Are we at the cusp of a dark age for the preservation of published information?
(thoughts)
– 27 July 2011

There are those, myself included, who harbour deep concerns regarding the decline of print media and the so-called ‘cannibalisation’ of printed book and journal sales by the electronically viewed equivalent. What does this mean for the preservation of published materials launched to the world over the centuries to come? How many of them will survive, and in what form, accessibly to whom, and at what cost and inconvenience?

Electronically viewed information feeds into the brain of the person who purchases the right to view it thus, but cannot in most cases be conveyed second-hand to others in the future, and by dint of the inherent limited life expectancy of electronic media themselves, is destined in any case to be lost unless it is periodically duplicated, which is unlikely to occur except at source among conscientious content providers, so long as they remain in business and interested in retaining those lines for sale.

While it is true that the majority of original print-form issues of journals and magazines is lost in any case, since they are typically regarded by a majority of original buyers as ephemeral, and tend to be jettisoned to save space some time after being read, enough of them survive for physical archives to remain of all but the scarcest titles many decades later. These archives may be tended by large, well-organised libraries in most cases, and by private collectors in others. When a private collector dies, if the collection was serious enough, his or her surviving relatives are likely to realise the importance of preserving the materials left behind and sell them to bookdealers or on the free auction market, ensuring that they are passed on to a new generation of collectors and in some cases even libraries. In these cases, the information is preserved and remains accessible far into the future.

But what of today’s online-only journals and flourishing websites? How much of this material will survive at all? Some will undoubtedly be preserved at one or two vast electronic registries of Internet content, but the total number of surviving electronic copies is likely to be so small and so restricted to these major storage providers that to all intents and purposes the material is critically endangered. Furthermore, the lack of available used print copies will prevent it from being incorporated into existing physical collections of printed materials even where it belongs in them by virtue of mutual topical alignment. People will have to go out of their way to access it electronically from the few great electronic archives if they want to see it at all.

Physical libraries and collections will then surely come to evidence an historical watershed in the nature of the materials they keep, with a marked diminishing trend in the variety of printed journals starting in the early 21st century and a downward trend in the variety of some classes of printed books also, as compared with previous centuries.

I think there is a real danger that publishers of electronic books and journals are being short-sighted in their vision, and that while they may be understandably eager to satisfy the market demand for lower-priced information than is possible through print-form media, the risk is that the content they provide will be truly ephemeral in its very existence, unlike those of equivalent publishers in the 20th century and earlier. It may indeed be accessible to the current generation who is around and of consumption-interested age at the time that they are there to supply it; but in 50 years? in 100 years? in 200 years? Where then will it be found?
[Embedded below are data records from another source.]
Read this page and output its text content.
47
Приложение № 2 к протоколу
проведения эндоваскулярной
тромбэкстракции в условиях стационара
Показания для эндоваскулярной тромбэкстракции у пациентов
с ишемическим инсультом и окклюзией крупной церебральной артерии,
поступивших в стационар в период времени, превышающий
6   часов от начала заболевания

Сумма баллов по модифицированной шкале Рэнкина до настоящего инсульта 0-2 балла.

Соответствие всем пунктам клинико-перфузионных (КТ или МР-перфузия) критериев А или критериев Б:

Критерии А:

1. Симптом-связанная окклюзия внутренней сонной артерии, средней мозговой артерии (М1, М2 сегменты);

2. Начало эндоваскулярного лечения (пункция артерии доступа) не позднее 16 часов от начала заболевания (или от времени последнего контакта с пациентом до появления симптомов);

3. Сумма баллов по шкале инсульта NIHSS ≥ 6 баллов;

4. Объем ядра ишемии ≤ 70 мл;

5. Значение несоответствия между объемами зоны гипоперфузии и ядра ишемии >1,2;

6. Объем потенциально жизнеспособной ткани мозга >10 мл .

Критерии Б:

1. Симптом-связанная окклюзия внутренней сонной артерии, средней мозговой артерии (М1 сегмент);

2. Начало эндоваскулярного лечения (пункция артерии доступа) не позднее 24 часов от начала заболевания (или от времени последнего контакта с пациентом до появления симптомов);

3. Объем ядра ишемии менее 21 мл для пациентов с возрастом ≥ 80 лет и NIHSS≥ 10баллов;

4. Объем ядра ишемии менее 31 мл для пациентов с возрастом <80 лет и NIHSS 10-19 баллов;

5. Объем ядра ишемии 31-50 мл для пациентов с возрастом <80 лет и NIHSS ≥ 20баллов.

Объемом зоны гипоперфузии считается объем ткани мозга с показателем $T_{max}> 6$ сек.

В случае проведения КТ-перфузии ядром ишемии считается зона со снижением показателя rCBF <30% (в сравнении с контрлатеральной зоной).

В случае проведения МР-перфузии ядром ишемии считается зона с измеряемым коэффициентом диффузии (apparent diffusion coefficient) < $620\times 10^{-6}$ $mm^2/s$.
The market-driven demand for electronic publications is clear. But I believe that historically responsible publishers will continue to produce print-form versions of their publications alongside electronic ones. Those who do not run the clear risk of their publications being lost for ever in the future, or at best marginalised and kept only in vast electronic storehouses whose content is controlled by a very limited number of organisations.

On the bookcase behind me sits a vellum-bound treatise on astrology by Heinrich Rantzau, printed in 1585. The print is extremely clear and a pleasure to read, 426 years later. How many publications of 2085 will be available on the free market, or found in physical libraries and collections at all, another 426 years from that date? I suspect very few. Yet most books of the 16th century still survive today and no doubt will be around for many centuries to come.